Marine Biopolymer Dynamics, Gel Formation, and Carbon Cycling in the Ocean

Much like our own body, our planet is a macroscale dynamic system equipped with a complex set of compartmentalized controls that have made life and evolution possible on earth. Many of these global autoregulatory functions take place in the ocean; paramount among those is its role in global carbon cycling. Understanding the dynamics of organic carbon transport in the ocean remains among the most critical, urgent, and least acknowledged challenges to modern society. Dissolved in seawater is one of the earth's largest reservoirs of reduced organic carbon, reaching similar to 700 billion tons. It is composed of a polydisperse collection of marine biopolymers (MBP), that remain in reversible assembled <-> dissolved equilibrium forming hydrated networks of marine gels (MG). MGs are among the least understood aspects of marine carbon dynamics. Despite the polymer nature of this gigantic pool of material, polymer physics theory has only recently been applied to study MBP dynamics and gel formation in the ocean.
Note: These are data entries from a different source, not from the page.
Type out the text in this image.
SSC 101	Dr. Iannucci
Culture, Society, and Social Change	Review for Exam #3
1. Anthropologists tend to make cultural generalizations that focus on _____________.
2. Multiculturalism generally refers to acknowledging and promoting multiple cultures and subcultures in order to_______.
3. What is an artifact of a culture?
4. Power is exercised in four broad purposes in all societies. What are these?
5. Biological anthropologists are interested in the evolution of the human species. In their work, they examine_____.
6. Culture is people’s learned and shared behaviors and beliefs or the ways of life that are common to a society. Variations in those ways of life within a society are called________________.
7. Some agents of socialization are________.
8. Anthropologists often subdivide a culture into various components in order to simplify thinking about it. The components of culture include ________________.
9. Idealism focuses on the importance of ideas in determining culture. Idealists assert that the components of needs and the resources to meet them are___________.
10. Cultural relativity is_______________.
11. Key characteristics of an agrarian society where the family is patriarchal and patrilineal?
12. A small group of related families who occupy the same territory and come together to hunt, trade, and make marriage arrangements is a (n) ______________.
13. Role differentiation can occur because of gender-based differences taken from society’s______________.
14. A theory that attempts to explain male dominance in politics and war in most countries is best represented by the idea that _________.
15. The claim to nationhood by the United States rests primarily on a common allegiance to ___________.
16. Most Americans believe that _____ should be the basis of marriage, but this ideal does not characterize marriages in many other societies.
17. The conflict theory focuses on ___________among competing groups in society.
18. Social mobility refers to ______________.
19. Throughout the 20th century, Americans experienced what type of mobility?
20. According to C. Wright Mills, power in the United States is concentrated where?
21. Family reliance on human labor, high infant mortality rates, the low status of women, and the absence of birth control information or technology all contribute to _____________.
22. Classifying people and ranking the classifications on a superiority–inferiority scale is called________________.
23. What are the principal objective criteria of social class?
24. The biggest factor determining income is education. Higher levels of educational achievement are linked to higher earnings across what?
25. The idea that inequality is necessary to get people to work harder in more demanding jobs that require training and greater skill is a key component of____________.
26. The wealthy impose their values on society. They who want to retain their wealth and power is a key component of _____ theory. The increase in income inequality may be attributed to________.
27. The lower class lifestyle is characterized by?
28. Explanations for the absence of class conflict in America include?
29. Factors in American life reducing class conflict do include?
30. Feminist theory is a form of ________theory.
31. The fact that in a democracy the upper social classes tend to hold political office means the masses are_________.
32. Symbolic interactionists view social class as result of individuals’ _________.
There is a great deal of descriptive phenomenology, rich in classifications, and significant correlations. Still missing, however, is the guide of robust physical theory to figure out the fundamental nature of the supramolecular interactions taking place in seawater that turn out to be critical to understanding carbon transport in the ocean.

Automated summary

Similar to our body, the planet is a macroscopic dynamic system with compartmentalized controls that have enabled life and evolution. The transport of organic carbon in the ocean, forming marine gels, is a critical but often overlooked challenge. Understanding the fundamental nature of the molecular interactions in seawater is essential for comprehending carbon transport dynamics in the ocean.